Houve um tempo que existia uma fitinha vermelha que ao ser puxada rasgava a embalagem fazendo surgir uma tampa. Se você tivesse sorte, um biscoito poderia ficar ali preso, este é mais difícil de retirar, mas ainda sim bem mais fácil. Agora essas embalagens “modernas” só dificultam as coisas: é necessário certo esforço, que se não for bem aplicado pode desmanchar completamente a embalagem (Aí você corre o risco de perder uns três ou quatro), ou até mesmo deformar o plástico, deixando ainda mais difícil abri-lo. Talvez essas embalagens com as ditas fitinhas não estejam extintas, o fato é que comprei esse pacote na euforia. Estou faminto!
O sabor é de chocolate. A embalagem é marrom, evidentemente, e estampa o desenho de um animal usando fones de ouvido. Sempre achei isso estranho, quase sinistro na verdade. Algumas embalagens de carne de frango possuem o desenho de um galo sorridente e com trejeitos de Elvis Presley. Fico aqui imaginando com minha mente louca se as coisas fossem diferentes, se nós humanos é que fôssemos consumidos por frangos, como seria a embalagem? Certamente o desenho de um homem com penas, bico, e esporas ciscando num terreiro qualquer. Certamente. Mas no que eu estou pensando? Não se faz chocolate com esse animal. (Não se iluda ao achar que vou dizer qual animal é, se algum dia me tornar famoso este texto pode me impossibilitar de assinar um vantajoso contrato publicitário)
Mas é sério. Devo deixar estas divagações de lado como uma folha que navega pelas águas morosas de um rio que … desculpe! O fato é que estou com fome e finalmente obtive êxito em abrir esta maldita embalagem. Ah… o cheiro … Já vou sentindo o cheiro de açúcar e conservantes químicos possivelmente cancerígenos. Pego o primeiro e assim que o aproximo do nariz o seu cheiro forte invade meu sistema respiratório, começo a salivar imediatamente. Quando abro a boca sinto que um segundo a mais de demora me fará babar copiosamente. Eu o coloco com uma certa afobação e o sinto derreter aos poucos. Um arrepio de prazer corre pelo meu corpo e com minha língua vou massageando a massa adocicada. De repente toco o recheio. Outra onda de prazer, outro arrepio. Nessa parte o açúcar é mais adocicado e o gosto do chocolate intenso e pulsante.

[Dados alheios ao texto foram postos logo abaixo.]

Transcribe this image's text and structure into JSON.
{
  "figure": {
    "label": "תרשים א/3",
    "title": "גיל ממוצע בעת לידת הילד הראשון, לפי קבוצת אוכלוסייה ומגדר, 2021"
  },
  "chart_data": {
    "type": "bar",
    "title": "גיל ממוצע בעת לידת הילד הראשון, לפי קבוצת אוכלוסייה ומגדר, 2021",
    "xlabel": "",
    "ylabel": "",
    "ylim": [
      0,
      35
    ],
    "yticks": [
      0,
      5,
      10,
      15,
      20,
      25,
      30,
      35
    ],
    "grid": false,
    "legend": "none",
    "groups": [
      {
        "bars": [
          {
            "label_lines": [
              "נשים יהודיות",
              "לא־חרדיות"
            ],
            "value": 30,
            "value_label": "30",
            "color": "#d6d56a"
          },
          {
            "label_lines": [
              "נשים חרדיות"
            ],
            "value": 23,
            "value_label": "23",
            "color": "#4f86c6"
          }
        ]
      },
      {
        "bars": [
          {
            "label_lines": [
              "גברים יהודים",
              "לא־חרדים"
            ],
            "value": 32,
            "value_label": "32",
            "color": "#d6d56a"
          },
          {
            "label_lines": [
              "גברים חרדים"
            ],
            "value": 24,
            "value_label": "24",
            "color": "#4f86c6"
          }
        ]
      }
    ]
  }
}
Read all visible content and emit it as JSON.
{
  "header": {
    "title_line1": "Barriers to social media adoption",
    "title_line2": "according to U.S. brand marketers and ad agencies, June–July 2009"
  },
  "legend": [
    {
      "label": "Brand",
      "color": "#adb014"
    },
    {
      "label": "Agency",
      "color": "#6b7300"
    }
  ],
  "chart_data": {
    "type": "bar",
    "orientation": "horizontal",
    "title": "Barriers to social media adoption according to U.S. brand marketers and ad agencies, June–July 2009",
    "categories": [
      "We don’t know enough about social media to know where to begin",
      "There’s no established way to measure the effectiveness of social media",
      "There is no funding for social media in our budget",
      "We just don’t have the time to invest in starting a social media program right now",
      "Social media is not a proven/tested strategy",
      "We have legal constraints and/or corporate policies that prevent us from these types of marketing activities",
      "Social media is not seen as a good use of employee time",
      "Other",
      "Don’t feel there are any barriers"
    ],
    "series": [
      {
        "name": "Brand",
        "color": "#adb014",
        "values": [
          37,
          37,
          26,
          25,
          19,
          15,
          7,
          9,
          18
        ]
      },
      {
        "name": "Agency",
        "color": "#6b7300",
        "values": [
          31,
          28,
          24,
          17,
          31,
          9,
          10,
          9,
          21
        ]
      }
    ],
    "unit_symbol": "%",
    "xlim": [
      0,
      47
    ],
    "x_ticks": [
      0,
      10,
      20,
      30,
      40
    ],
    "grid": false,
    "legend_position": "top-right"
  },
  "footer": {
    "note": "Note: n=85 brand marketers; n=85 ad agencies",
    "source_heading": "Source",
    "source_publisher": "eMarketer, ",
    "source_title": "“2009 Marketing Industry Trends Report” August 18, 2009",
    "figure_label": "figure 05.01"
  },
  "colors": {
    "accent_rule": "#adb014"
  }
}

Em poucos segundos o biscoito some quase que completamente dentro da minha boca. Sobram alguns resquícios entre os dentes, que trato de limpar com a língua. O prazer durou pouco. Quero mais, quero desfrutar de todas as maneiras possíveis de se comer um biscoito (Pelo menos até que a embalagem não abrigue mais nenhum)
Dessa vez, opto por mastigar e assim o faço. Lentamente sentindo massa crocante de desfazer entre meus dentes. Ouso mais agora, imaginando que se colocar dois biscoitos na boca ao mesmo tempo obterei prazer em dobro. E assim o faço. Não mastigo e nem preciso realmente, minha saliva os abraça por completo os umedecendo, fazendo com que se unam num único bolo adocicado. Imagino que é um planeta e que o chocolate, certamente, seu núcleo. Sendo eu um monstro digno de Lovecraft ou um buraco negro pouco importa, o fato é que este também some em poucos segundos e o prazer foi um pouco maior, mas não chegou perto do que eu esperava. Agora como só a massa sem o recheio. Não acho graça. A embalagem diz, com suas letras pequenas e apertadas, que ali tem trigo, leite, soja, cevada, amendoim, ovo, centeio, avelãs, nozes etc. Nada é marcante. Arrependido, provo apenas o recheio. Adocicado de mais, forte demais. Não foi uma boa ideia. Retiro mais um do pacote. Como aproveitá-lo de forma memorável? Penso em como os ratos roem as coisas então o faço. A massa crocante se transforma quase em poeira dentro da minha boca à medida que vou roendo. Incrível! Repito isso mais duas vezes. Tenho mais uma ideia. Pego mais um e o perfuro com a língua molhada. Atinjo o recheio e todo o resto vai desarmando à medida que derrete. O resultado é que minha língua está doce. Passo-a pelo meu lábio e respiro aquele gosto. Restam apenas dois agora, como acabou rápido. Guardo a melhor ideia para o final. Coloco um biscoito em cada lado da minha boca como aqueles esquilos que provavelmente não existem no Brasil fazem, só que com nozes é claro. Os biscoitos derretem e espasmos correm pelo meu rosto e aumentam de intensidade a medida que o recheio vai se aproximando. Acabou. Coloco a embalagem no bolso e olho em volta. Preciso desesperadamente de água. Vou atrás de um copo gelado e refrescante.